Striking the proper balance between the under- and overregulation of financial markets will be difficult. There is no magic formula for this, and we surely do not wish to stifle all innovation in this area. But finding that balance is crucial because, as we saw in 2008 and thereafter, a major failure in this sector of the economy can inflict massive and long-lasting damage on the economy as a whole.
Income Inequality
A critical reason that America has failed to update its formula by reinvesting in education, infrastructure, and research and development, and hasn’t adjusted our immigration policy to promote economic growth or implemented appropriate economic regulations, is that all these require collective action—America as a whole has to act—and lately we have lost our capacity for collective action. One reason for this damaging form of paralysis is the growth of inequality in America, itself the product, among other things, of the further flattening of the world. That flattening has created a global market for the goods and services of people skilled enough to take advantage of it. The earnings in this huge global market can be staggering for the “winners.” Consider what a basketball player such as LeBron James can earn in this era when the National Basketball Association sells its branded products from Stockholm to Shanghai—we are talking tens of millions of dollars—compared to the biggest star of the early 1950s, George Mikan of the then Minneapolis Lakers, whose earnings were limited to the United States and were measured in the tens of thousands of dollars.
It is harder to generate collective action when people are living in different worlds within the same country, argues the Nobel Prize–winning economist and Columbia University professor Joseph E. Stiglitz. Historically, Americans have tended to be less troubled by inequality than citizens of other countries. Both the myth and the reality of individual opportunity and upward mobility in America have been so powerful and so deeply ingrained that the socialist narrative of government-sponsored redistribution has never taken root. But the income gaps during the Terrible Twos grew so large, and could well grow larger still, that inequality now threatens to fracture the body politic in ways that could undermine our ability to do big hard things together.

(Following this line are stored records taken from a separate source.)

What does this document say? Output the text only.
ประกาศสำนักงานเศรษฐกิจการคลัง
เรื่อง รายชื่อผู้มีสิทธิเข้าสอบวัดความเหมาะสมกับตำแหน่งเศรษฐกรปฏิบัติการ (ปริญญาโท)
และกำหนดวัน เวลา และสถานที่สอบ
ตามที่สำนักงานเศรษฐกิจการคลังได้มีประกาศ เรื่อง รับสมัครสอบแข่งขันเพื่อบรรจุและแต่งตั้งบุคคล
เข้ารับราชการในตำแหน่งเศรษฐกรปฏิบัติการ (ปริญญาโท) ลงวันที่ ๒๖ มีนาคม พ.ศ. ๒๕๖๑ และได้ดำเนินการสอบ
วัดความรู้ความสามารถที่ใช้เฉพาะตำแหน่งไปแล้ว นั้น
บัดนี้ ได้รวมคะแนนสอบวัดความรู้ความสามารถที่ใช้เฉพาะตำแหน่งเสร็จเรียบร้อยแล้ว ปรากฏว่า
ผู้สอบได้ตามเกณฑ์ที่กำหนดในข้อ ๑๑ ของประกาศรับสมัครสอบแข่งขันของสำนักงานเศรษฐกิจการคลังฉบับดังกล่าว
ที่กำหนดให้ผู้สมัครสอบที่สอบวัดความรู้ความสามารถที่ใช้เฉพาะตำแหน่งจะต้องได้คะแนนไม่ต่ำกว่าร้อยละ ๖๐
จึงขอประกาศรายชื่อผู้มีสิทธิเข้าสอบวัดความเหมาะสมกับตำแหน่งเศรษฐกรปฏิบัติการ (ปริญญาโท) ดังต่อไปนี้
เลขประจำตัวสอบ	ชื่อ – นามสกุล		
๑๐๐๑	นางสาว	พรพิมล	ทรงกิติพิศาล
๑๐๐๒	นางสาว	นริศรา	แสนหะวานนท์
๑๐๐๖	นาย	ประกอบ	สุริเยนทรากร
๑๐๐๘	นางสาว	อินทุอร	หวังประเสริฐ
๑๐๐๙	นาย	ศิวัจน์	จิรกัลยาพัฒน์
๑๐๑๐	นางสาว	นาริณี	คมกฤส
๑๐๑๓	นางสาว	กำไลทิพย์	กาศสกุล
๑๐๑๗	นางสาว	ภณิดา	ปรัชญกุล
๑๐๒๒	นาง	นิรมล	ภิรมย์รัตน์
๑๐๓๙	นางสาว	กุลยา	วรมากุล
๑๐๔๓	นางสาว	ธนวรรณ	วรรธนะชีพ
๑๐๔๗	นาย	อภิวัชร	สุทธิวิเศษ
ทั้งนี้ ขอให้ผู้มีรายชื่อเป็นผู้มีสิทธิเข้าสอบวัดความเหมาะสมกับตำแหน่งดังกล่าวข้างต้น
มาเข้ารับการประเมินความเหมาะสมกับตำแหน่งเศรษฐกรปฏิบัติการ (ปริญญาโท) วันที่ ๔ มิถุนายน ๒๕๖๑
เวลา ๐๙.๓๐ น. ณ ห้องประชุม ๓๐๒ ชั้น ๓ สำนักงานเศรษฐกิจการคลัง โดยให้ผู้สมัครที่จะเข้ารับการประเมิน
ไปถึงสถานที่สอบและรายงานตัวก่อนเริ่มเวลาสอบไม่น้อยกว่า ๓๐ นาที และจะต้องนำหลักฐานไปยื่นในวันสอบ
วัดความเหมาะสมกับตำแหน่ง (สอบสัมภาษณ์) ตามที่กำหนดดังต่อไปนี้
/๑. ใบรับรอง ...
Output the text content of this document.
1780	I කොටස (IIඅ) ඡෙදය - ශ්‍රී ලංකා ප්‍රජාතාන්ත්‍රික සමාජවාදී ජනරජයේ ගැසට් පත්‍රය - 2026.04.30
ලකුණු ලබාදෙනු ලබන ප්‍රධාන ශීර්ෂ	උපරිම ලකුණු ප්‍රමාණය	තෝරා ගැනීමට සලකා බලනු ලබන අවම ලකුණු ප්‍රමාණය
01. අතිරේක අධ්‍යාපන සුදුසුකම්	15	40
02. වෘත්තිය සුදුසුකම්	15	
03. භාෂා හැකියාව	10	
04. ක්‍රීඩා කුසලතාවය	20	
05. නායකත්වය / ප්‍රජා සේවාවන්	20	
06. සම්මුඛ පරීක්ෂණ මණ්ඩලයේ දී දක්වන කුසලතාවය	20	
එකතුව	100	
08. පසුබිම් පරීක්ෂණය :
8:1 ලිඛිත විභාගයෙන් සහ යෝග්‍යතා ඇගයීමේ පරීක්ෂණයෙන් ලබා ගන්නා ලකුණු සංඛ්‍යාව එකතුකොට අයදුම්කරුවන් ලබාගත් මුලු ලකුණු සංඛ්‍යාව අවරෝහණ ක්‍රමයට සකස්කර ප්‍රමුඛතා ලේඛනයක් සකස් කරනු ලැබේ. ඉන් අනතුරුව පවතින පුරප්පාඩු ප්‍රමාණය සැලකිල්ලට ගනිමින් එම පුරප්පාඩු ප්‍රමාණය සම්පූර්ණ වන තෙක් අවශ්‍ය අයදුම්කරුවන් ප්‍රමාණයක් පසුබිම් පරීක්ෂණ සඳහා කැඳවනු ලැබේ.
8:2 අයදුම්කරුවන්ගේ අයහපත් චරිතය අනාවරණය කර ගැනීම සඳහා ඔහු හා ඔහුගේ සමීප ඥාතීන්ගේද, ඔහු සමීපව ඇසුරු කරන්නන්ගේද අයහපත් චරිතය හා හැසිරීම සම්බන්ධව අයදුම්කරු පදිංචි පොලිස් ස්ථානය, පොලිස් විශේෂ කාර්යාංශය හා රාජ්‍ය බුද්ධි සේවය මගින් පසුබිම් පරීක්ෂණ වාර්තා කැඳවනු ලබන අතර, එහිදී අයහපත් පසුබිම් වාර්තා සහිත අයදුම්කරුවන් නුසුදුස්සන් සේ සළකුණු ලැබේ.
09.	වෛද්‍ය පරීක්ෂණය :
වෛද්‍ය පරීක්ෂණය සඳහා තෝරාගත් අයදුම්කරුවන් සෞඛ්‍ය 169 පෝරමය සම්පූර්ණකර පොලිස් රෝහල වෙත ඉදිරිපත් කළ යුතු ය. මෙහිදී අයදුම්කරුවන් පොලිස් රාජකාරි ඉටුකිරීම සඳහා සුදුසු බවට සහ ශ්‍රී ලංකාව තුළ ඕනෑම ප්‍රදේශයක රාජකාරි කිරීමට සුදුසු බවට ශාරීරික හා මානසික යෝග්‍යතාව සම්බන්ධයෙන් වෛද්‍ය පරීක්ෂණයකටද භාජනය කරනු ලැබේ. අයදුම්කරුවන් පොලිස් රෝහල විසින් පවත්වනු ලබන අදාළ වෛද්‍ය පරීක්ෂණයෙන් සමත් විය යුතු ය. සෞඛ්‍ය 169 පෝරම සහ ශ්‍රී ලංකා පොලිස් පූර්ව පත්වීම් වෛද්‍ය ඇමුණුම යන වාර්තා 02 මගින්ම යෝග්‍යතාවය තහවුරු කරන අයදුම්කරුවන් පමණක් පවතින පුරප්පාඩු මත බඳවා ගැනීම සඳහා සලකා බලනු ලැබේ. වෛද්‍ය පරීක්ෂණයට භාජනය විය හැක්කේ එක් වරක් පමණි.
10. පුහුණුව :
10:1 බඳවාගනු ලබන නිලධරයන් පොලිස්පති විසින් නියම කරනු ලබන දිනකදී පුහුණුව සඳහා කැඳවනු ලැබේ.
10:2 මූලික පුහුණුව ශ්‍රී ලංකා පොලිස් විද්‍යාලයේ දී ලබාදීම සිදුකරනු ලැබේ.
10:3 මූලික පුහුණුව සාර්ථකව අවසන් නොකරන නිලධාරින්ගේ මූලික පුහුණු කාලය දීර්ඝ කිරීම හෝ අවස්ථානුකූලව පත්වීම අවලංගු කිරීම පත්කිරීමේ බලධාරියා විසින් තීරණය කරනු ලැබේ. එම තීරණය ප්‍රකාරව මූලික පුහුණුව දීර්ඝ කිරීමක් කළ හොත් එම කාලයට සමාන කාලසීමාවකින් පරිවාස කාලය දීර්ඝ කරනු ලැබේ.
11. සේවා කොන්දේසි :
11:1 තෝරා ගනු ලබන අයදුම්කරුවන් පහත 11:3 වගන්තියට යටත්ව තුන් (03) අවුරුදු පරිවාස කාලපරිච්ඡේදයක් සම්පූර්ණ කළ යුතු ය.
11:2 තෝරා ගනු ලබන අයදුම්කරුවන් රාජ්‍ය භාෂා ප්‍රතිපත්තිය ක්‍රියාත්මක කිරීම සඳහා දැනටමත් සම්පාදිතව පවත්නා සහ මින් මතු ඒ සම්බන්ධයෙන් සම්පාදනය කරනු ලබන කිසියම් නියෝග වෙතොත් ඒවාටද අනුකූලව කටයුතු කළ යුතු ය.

According to Stiglitz, the top 1 percent of Americans now takes in roughly one-fourth of America’s total income every year. In terms of wealth rather than income, says Stiglitz, the top 1 percent now controls 40 percent of the total. This is new. Twenty-five years ago, the corresponding figures were 12 percent and 33 percent, he noted. Meanwhile, people in the top 1 percent have seen their incomes rise 18 percent over the past decade, while the incomes of those in the middle have actually fallen. For men with only high school degrees, the decline has been especially pronounced: 12 percent in the last twenty-five years alone, said Stiglitz.